Die Anhänger des Islam finden ihren Glauben immens anziehend, denn die Religion besitzt eine innere Stärke, die ziemlich außergewöhnlich ist. Wie eine führende Persönlichkeit in der Islamischen Republik Iran es ausdrückt: Jeder Westler, der den Islam wirklich versteht, wird auf das Leben der Muslime neidisch sein." Weit davon entfernt darüber verlegen zu sein, dass ihr Glaube der im Zeitablauf letzte der drei großen Monotheismen ist, glauben die Muslime, dass er die früheren verbessert. So, wie sie es darstellen, sind Judentum und Christentum nur schadhafte Varianten des Islam, der Gottes letzte, perfekte Religion ist.
Zu diesem internen Selbstvertrauen trägt die Erinnerung an herausragende Leistungen während der ersten etwa sechs Jahrhunderte des Islam bei. Seine Kultur war die am weitesten fortgeschrittene und Muslime erfreuten sich der besten Gesundheit, lebten am längsten, hatten die beste Bildung, sponserten die fortschrittlichste wissenschaftliche und technische Forschung und setzten gewöhnlich siegreiche Armeen ein. Dieses Erfolgsmuster war von Anfang an offensichtlich: Im Jahr 622 n.Chr. floh der Prophet Mohammed aus Mekka, um acht Jahre später als Herrscher zurückzukehren. Bereits im Jahr 715 hatten muslimische Eroberer ein Reich aufgebaut, das sich von Spanien im Westen bis Indien im Osten erstreckte. Muslim zu sein bedeutete einer Sieger-Zivilisation anzugehören. Die Muslime kamen zu der nicht überraschenden Annahme, dass ein Zusammenhang zwischen ihrem Glauben und ihrem weltlichen Erfolg bestand; sie nahmen an, dass Gott sie in spirituellen und irdischen Dingen bevorzugte.

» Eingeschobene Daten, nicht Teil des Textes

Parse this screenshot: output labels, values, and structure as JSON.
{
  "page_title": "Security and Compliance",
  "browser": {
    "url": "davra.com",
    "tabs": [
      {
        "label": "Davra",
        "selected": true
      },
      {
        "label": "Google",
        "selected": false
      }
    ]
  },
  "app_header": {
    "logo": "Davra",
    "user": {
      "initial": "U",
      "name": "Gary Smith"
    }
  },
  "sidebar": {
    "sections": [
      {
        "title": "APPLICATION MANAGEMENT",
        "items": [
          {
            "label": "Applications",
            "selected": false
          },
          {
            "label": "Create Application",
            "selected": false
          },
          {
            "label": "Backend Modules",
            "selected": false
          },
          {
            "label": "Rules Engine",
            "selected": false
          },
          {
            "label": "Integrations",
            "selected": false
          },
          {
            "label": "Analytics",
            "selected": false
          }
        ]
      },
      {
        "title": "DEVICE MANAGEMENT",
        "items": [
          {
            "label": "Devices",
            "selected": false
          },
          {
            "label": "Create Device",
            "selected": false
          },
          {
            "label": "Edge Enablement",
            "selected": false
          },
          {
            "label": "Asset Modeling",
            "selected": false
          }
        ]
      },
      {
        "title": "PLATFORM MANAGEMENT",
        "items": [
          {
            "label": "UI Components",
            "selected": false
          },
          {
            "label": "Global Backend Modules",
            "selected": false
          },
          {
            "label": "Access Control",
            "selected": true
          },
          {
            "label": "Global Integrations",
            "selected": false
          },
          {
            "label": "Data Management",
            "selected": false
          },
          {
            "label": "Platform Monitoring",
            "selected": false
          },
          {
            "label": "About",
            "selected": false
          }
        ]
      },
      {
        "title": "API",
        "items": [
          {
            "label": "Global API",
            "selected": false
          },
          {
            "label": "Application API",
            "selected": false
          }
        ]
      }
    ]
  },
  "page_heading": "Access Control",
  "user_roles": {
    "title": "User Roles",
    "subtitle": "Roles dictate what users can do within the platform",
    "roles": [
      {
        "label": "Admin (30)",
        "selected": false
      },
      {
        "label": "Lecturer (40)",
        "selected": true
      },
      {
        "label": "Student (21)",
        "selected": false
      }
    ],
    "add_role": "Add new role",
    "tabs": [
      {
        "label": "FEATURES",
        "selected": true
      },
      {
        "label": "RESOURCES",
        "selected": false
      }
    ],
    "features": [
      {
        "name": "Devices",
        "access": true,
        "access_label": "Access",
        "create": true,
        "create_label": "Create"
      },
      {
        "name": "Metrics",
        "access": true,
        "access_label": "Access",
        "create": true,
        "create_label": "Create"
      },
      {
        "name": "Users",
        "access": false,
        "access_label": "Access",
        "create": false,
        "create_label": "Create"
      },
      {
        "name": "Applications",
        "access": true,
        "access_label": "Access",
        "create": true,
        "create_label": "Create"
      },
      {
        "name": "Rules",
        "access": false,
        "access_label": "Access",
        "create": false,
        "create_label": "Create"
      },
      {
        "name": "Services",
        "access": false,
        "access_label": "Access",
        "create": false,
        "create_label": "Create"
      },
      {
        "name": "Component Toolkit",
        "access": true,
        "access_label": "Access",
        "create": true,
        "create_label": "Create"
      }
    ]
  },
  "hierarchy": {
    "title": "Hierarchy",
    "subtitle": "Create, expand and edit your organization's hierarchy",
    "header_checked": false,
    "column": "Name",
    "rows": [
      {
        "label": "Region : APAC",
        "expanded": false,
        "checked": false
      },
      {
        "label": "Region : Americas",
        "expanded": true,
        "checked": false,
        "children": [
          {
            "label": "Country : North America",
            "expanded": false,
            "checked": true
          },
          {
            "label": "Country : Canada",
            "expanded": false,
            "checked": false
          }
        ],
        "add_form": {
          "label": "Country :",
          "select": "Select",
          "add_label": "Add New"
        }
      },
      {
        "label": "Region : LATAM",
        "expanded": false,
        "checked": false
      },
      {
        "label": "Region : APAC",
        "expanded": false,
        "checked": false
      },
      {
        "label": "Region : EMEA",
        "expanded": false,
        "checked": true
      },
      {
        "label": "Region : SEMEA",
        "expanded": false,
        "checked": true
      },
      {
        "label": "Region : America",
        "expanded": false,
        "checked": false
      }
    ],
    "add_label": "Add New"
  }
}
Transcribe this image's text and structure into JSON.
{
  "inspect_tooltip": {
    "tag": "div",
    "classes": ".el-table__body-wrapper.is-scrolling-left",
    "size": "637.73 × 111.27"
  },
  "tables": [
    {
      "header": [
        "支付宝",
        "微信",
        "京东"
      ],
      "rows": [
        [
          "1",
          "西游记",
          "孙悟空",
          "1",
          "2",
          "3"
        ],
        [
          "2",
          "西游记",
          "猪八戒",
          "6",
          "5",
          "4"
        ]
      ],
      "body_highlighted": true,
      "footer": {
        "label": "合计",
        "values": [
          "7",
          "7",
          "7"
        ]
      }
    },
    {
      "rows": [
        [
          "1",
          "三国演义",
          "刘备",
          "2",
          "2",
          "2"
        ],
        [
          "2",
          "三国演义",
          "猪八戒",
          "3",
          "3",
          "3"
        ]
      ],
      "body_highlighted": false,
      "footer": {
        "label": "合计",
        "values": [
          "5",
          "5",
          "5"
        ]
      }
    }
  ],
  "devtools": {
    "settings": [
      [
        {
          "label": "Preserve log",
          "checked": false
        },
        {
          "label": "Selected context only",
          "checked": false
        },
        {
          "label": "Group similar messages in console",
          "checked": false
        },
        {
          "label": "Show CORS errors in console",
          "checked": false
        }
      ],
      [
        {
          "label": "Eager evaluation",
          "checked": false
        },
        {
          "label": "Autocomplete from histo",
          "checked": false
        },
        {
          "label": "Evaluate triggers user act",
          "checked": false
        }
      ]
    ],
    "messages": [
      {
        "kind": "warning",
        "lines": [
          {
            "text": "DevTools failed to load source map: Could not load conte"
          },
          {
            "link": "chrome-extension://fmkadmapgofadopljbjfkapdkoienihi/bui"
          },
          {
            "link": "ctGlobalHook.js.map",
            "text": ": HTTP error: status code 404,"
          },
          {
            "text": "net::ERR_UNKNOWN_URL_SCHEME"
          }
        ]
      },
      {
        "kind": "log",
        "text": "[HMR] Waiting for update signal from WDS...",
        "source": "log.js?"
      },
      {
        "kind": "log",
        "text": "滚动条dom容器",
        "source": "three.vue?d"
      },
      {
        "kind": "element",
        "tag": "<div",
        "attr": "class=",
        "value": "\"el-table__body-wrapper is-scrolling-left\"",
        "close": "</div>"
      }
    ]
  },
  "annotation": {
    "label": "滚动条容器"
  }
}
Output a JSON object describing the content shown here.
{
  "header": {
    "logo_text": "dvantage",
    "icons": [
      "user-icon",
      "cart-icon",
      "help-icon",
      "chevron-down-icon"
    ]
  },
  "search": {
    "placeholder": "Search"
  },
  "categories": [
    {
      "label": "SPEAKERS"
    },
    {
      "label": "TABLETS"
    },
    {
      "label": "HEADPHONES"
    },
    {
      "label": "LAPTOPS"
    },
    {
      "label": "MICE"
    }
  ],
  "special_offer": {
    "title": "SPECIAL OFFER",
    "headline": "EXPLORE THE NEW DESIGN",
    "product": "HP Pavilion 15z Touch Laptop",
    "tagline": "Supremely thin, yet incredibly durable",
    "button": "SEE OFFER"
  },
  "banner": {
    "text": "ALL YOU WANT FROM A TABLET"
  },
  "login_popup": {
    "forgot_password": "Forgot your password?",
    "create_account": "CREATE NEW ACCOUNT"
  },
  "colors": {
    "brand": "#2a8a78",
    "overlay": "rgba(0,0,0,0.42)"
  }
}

In modernen Zeiten fehlen jedoch Siege auf dem Schlachtfeld und Wohlstand auffallend. In der Tat wurden bereits im 13. Jahrhundert die Verkümmerung des Islam und die Fortschritte des Christentums erkennbar. Aber fünf weitere Jahrhunderte beachteten die Muslime die außergewöhnlichen Entwicklungen weit gehend nicht, die sich in ihrem Norden abspielten. Ibn Khaldun, ein berühmter muslimischer Intellektueller, schrieb um das Jahr 1400 über Europa: Ich höre, dass viele Entwicklungen im Land der Run stattfinden, aber nur Gott weiß, was dort passiert!"
Solch halsstarrige Ignoranz machte die Muslime verletzbar, als sie nicht länger ignorieren konnten, was um sie herum geschah. Die vielleicht dramatischste Warnung kam im Juli 1798, als Napoleon Bonaparte in Ägypten landete – dem Zentrum der muslimischen Welt – und es mit verblüffender Leichtigkeit eroberte. Andere Angriffe folgten über das nächste Jahrhundert und darüber hinaus und bald darauf lebten die meisten Muslime unter europäischer Herrschaft. Als ihre Macht und ihr Einfluss schwanden, verbreitete sich unter den Muslimen ein Gefühl des Nichtbegreifens. Was war falsch gelaufen? Warum hatte Gott sie anscheinend im Stich gelassen?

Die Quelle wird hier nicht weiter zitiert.